Productive efficiency and allocative efficiency are achieved in perfectly competitive markets due to production at lowest average cost and optimal distribution of resources reflecting societal preferences. These efficiencies are not fully achieved in imperfect markets, such as monopolies or oligopolies, due to issues like price setting above average costs and misalignment of consumer preferences and output.

Step-by-step explanation:

When analyzing market structures using the concepts of productive efficiency and allocative efficiency, it becomes evident why a perfectly competitive market is considered 'perfect.' Productive efficiency is reached when goods are produced at the lowest possible average cost, which is the case in a perfectly competitive market where price equals the minimum of the long-run average cost curve due to free entry and exit of firms. This is not the case in imperfect markets like monopolies or oligopolies where firms have the power to set prices above their average costs and may not produce at minimum average cost.

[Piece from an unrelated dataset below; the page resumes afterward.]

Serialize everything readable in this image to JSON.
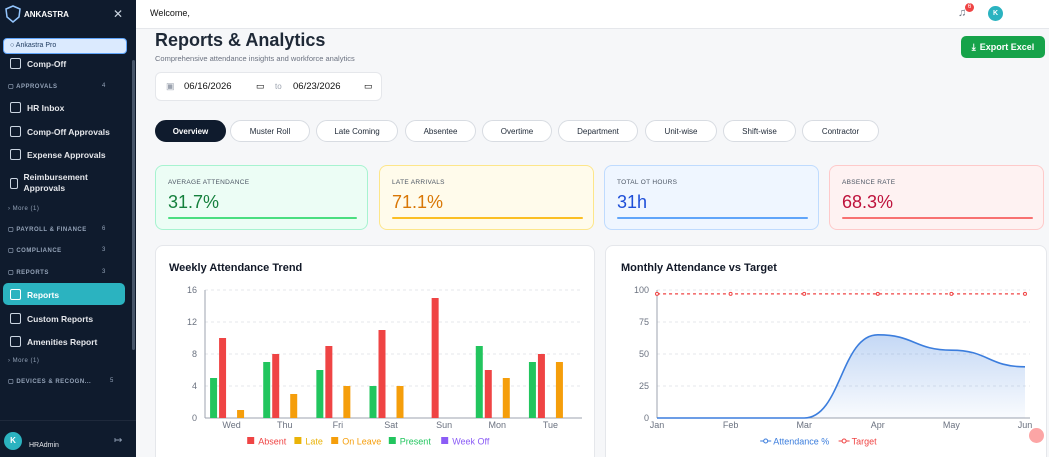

Allocative efficiency occurs when the mix of goods produced represents the mix that society most desires, which is at the point where the marginal cost of production is equal to the marginal benefit to consumers. This typically happens in perfectly competitive markets where goods are priced equal to marginal costs, leading to an optimal distribution of resources. In contrast, imperfect markets may not reach allocative efficiency due to factors like price setting above marginal costs, leading to underproduction, and consumer preferences not being perfectly matched by output.